The court also declined to impose a higher burden of proof on an employer asserting the “same decision” or “mixed-motive” defense. The employer need only show that it would have made the same decision even absent the discrimination under the traditional “preponderance of the evidence” standard. Additionally, the court observed that an employer who intends to assert the “same decision” or “mixed-motive” defense should raise the issue in its initial response to a lawsuit, although general language that the employer had non-discriminatory motives is sufficient. The court also noted that there would be no inconsistency for an employer to deny that it had a discriminatory motive altogether while also arguing, contingently, that if the trier of fact finds a mixture of lawful and unlawful motives, then the employer’s lawful motive alone would have led to its decision.

Mixed-Motive Defense Also Before U.S. Supreme Court
The mixed-motive defense is currently before the U.S. Supreme Court in Univ. Texas Southwestern Med. Ctr. v. Nassar.
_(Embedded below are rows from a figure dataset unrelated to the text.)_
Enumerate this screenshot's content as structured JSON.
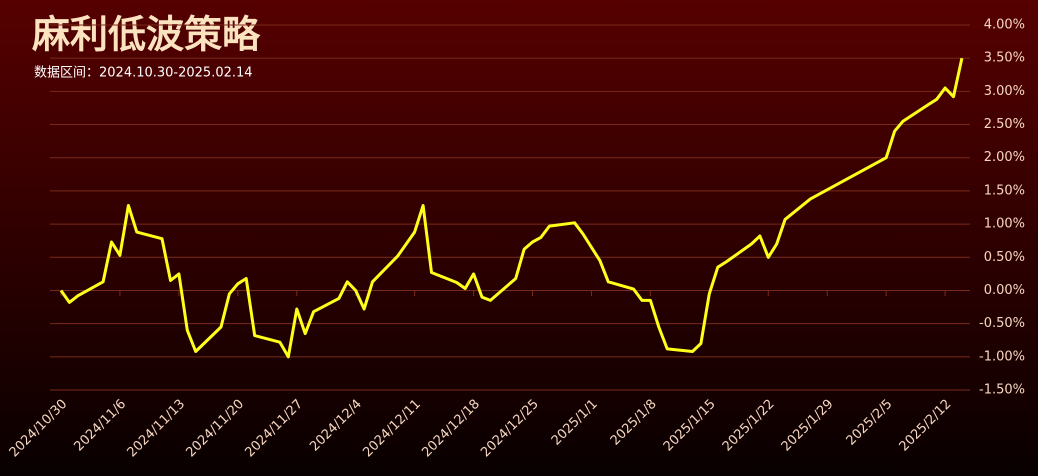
{
  "chart_data": {
    "type": "line",
    "title": "麻利低波策略",
    "subtitle": "数据区间：2024.10.30-2025.02.14",
    "x": [
      "2024/10/30",
      "2024/10/31",
      "2024/11/1",
      "2024/11/4",
      "2024/11/5",
      "2024/11/6",
      "2024/11/7",
      "2024/11/8",
      "2024/11/11",
      "2024/11/12",
      "2024/11/13",
      "2024/11/14",
      "2024/11/15",
      "2024/11/18",
      "2024/11/19",
      "2024/11/20",
      "2024/11/21",
      "2024/11/22",
      "2024/11/25",
      "2024/11/26",
      "2024/11/27",
      "2024/11/28",
      "2024/11/29",
      "2024/12/2",
      "2024/12/3",
      "2024/12/4",
      "2024/12/5",
      "2024/12/6",
      "2024/12/9",
      "2024/12/10",
      "2024/12/11",
      "2024/12/12",
      "2024/12/13",
      "2024/12/16",
      "2024/12/17",
      "2024/12/18",
      "2024/12/19",
      "2024/12/20",
      "2024/12/23",
      "2024/12/24",
      "2024/12/25",
      "2024/12/26",
      "2024/12/27",
      "2024/12/30",
      "2024/12/31",
      "2025/1/2",
      "2025/1/3",
      "2025/1/6",
      "2025/1/7",
      "2025/1/8",
      "2025/1/9",
      "2025/1/10",
      "2025/1/13",
      "2025/1/14",
      "2025/1/15",
      "2025/1/16",
      "2025/1/17",
      "2025/1/20",
      "2025/1/21",
      "2025/1/22",
      "2025/1/23",
      "2025/1/24",
      "2025/1/27",
      "2025/2/5",
      "2025/2/6",
      "2025/2/7",
      "2025/2/10",
      "2025/2/11",
      "2025/2/12",
      "2025/2/13",
      "2025/2/14"
    ],
    "series": [
      {
        "name": "麻利低波策略",
        "color": "#ffff1a",
        "values": [
          0.0,
          -0.18,
          -0.08,
          0.13,
          0.73,
          0.53,
          1.28,
          0.88,
          0.78,
          0.15,
          0.25,
          -0.6,
          -0.92,
          -0.55,
          -0.05,
          0.1,
          0.18,
          -0.68,
          -0.78,
          -1.0,
          -0.28,
          -0.65,
          -0.32,
          -0.12,
          0.13,
          0.0,
          -0.28,
          0.13,
          0.52,
          0.7,
          0.88,
          1.28,
          0.27,
          0.12,
          0.03,
          0.25,
          -0.1,
          -0.15,
          0.18,
          0.62,
          0.73,
          0.8,
          0.97,
          1.02,
          0.85,
          0.45,
          0.13,
          0.02,
          -0.15,
          -0.15,
          -0.55,
          -0.88,
          -0.92,
          -0.8,
          -0.05,
          0.35,
          0.43,
          0.7,
          0.82,
          0.5,
          0.7,
          1.07,
          1.38,
          2.0,
          2.4,
          2.55,
          2.8,
          2.88,
          3.05,
          2.92,
          3.5
        ]
      }
    ],
    "xticks": [
      "2024/10/30",
      "2024/11/6",
      "2024/11/13",
      "2024/11/20",
      "2024/11/27",
      "2024/12/4",
      "2024/12/11",
      "2024/12/18",
      "2024/12/25",
      "2025/1/1",
      "2025/1/8",
      "2025/1/15",
      "2025/1/22",
      "2025/1/29",
      "2025/2/5",
      "2025/2/12"
    ],
    "ylim": [
      -1.5,
      4
    ],
    "yticks": [
      {
        "value": -1.5,
        "label": "-1.50%"
      },
      {
        "value": -1,
        "label": "-1.00%"
      },
      {
        "value": -0.5,
        "label": "-0.50%"
      },
      {
        "value": 0,
        "label": "0.00%"
      },
      {
        "value": 0.5,
        "label": "0.50%"
      },
      {
        "value": 1,
        "label": "1.00%"
      },
      {
        "value": 1.5,
        "label": "1.50%"
      },
      {
        "value": 2,
        "label": "2.00%"
      },
      {
        "value": 2.5,
        "label": "2.50%"
      },
      {
        "value": 3,
        "label": "3.00%"
      },
      {
        "value": 3.5,
        "label": "3.50%"
      },
      {
        "value": 4,
        "label": "4.00%"
      }
    ],
    "grid": true
  }
}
Certain federal anti-discrimination laws, such as Title VII’s retaliation provisions, do not specifically authorize mixed-motive claims. In Nassar, the U.S. Supreme Court will decide whether an employee claiming discrimination under these types of laws must prove that the employer would not have taken an adverse action but for an improper motive. This is called a “but-for” causation standard. Currently, there is a split among federal circuits as to whether employees must prove “but-for” causation or whether a less stringent standard applies, in which employees need only show that a discriminatory motive was one of several reasons behind an employer’s action.

In 2009, the U.S. Supreme Court determined that the “but-for” causation standard applies in cases brought under the federal Age Discrimination in Employment Act (“ADEA”). This means that an employer is not liable under the ADEA unless age discrimination was the “but-for” cause of an adverse employment decision. The California Supreme Court declined to apply the “but-for” causation standard in Harris, as many employers had hoped.

The Upshot of Harris for Employers
Although the Harris decision was not a complete victory for employers, it raises the burden on employees to show that unlawful discrimination was a “substantial factor” motivating an adverse employment decision. And even if the employee meets this higher burden, Harris eliminates the risk that an employee will be awarded monetary damages, back pay, and reinstatement. The decision may deter the filing of lawsuits in mixed-motive cases, and reduce plaintiffs’ expectations when it comes to valuing a case for settlement purposes.

DISCLAIMER: Because of the generality of this update, the information provided herein may not be applicable in all situations and should not be acted upon without specific legal advice based on particular situations.